Seus neurotransmissores estavam desistindo da luta, a adrenalina baixava, o corpo cedia. A
movimentação ficava cada vez mais lenta e dolorosa. O sangue escorria pelos braços, lágrimas
escorriam pela face, numa mesma grande proporção, em torturante sincronia.
Assim como seu sistema nervoso central, ela também desistiu. Liberou os braços da
penosa tarefa, deixou-os abertos e afundou o corpo. Permaneceu deitada de barriga no solo.
Não fossem sua respiração pesada, seu pranto, e a intermitente cantoria de pássaros
aleatórios, tudo estaria em absoluto silêncio.
“Será que se eu incansavelmente implorar por ajuda terei o socorro de alguma criatura
divina?”, ela se questiona, sentindo-se abandonada.
Ela fecha os olhos e implora a Deus para que este a ajude.
Balbucia umas frases aprendidas na juventude e acrescenta uma súplica autoral. Junto à
oração há sangria.
A dor e o silêncio.
Constata um absoluto silêncio ao redor.
A oração funcionou?
“Será que ele ainda está me perseguindo? Não ouço passos”, alimenta-se de esperança.
“Talvez ele esteja longe o bastante para eu conseguir me esconder, mas não consigo me mexer,
não tenho mais forças”.
Aceitaria mesmo a morte?
“Não”, ela exclama a sentença em meio a mais lágrimas, “não quero morrer, não, não...”.
Ela repete mil vezes a negação. “Não irei morrer neste lugar”.

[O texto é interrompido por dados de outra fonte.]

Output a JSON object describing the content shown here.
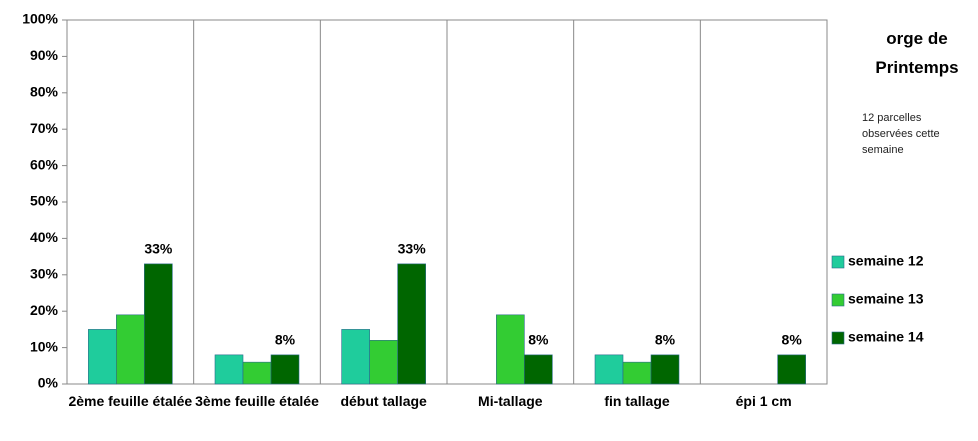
{
  "chart_data": {
    "type": "bar",
    "title": "orge de Printemps",
    "subtitle": "12 parcelles observées cette semaine",
    "categories": [
      "2ème feuille étalée",
      "3ème feuille étalée",
      "début tallage",
      "Mi-tallage",
      "fin tallage",
      "épi 1 cm"
    ],
    "series": [
      {
        "name": "semaine 12",
        "color": "#1fcc9c",
        "values": [
          15,
          8,
          15,
          0,
          8,
          0
        ]
      },
      {
        "name": "semaine 13",
        "color": "#33cc33",
        "values": [
          19,
          6,
          12,
          19,
          6,
          0
        ]
      },
      {
        "name": "semaine 14",
        "color": "#006600",
        "values": [
          33,
          8,
          33,
          8,
          8,
          8
        ],
        "value_labels": [
          "33%",
          "8%",
          "33%",
          "8%",
          "8%",
          "8%"
        ]
      }
    ],
    "ylim": [
      0,
      100
    ],
    "yticks": [
      {
        "value": 0,
        "label": "0%"
      },
      {
        "value": 10,
        "label": "10%"
      },
      {
        "value": 20,
        "label": "20%"
      },
      {
        "value": 30,
        "label": "30%"
      },
      {
        "value": 40,
        "label": "40%"
      },
      {
        "value": 50,
        "label": "50%"
      },
      {
        "value": 60,
        "label": "60%"
      },
      {
        "value": 70,
        "label": "70%"
      },
      {
        "value": 80,
        "label": "80%"
      },
      {
        "value": 90,
        "label": "90%"
      },
      {
        "value": 100,
        "label": "100%"
      }
    ],
    "legend": "right"
  }
}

“Há ainda tanto a se viver”.
“Irei sair desse inferno completamente diferente. Valorizarei cada riso, cada instante, cada
sopro”.
Com os olhos semicerrados, aproxima os braços do corpo, dobra-os a fim de rastejar outra
vez usando os cotovelos.
Cada movimento amplia a sensação dolorosa, mas ela persiste. Locomove-se por metros. E
mais metros. Quer se aproximar de uma enorme rocha. “Encolhida ali atrás não serei
encontrada”.
Rasteja mais um pouco, cada vez com menos sangue dentro de si. Mal suporta manter as
pálpebras abertas.
A pressão baixa, os sentidos indo embora...
Os sentidos indo embora...
Indo embora...
Antes que sua mente se desligue por completo e para sempre, ela desperta, sob a luz do
dia.
Até seus olhos se acostumarem com a mudança na iluminação ambiente, várias piscadas
são dadas. Então ela consegue fixá-los abertos e vê a própria mão coberta por formigas. No
intento de chacoalhá-la para afastar os insetos, uma dor aguda se faz presente. “Os cortes...”.
Então a mente relembra-a de tudo. Aquele pavor não foi um pesadelo. “Ao menos estou viva”,
comemora e seus lábios desenham um sorriso.
Ela consegue juntar forças para girar o corpo. Ao fazê-lo, vê-se frente a frente com um par
de botas masculinas de couro.
- Bom dia, minha bela caça.
Nesse instante ela se arrependeu das orações feitas para que não morresse.
- Parabéns, viu? – a voz rouca diz, rindo - Você tem sido a presa mais resistente que já vi.
Ela permanece imóvel, com uma das faces sob o solo, e vê o homem levantando um dos
pés. Segundos depois sente uma pressão na mandíbula. Ele pisando nela.
O peso é insuportável. Resta-lhe estrebuchar, tentando se livrar daquilo que a esmaga. Mas
é em vão. Os dois braços se agitam convulsivamente. As pernas se sacodem e chutam o vazio. O
som do osso maxilar quebrando é tão insuportável quanto a dor.
O corpo dela começa a tremer enquanto baba sangue.
Ele levanta o pé e inclina o calcanhar para baixo. Dá uma pisada com toda a força que
possui. Isso faz o queixo dela se deslocar.
Ela chora feito neném à mercê da violência; frágil, impotente.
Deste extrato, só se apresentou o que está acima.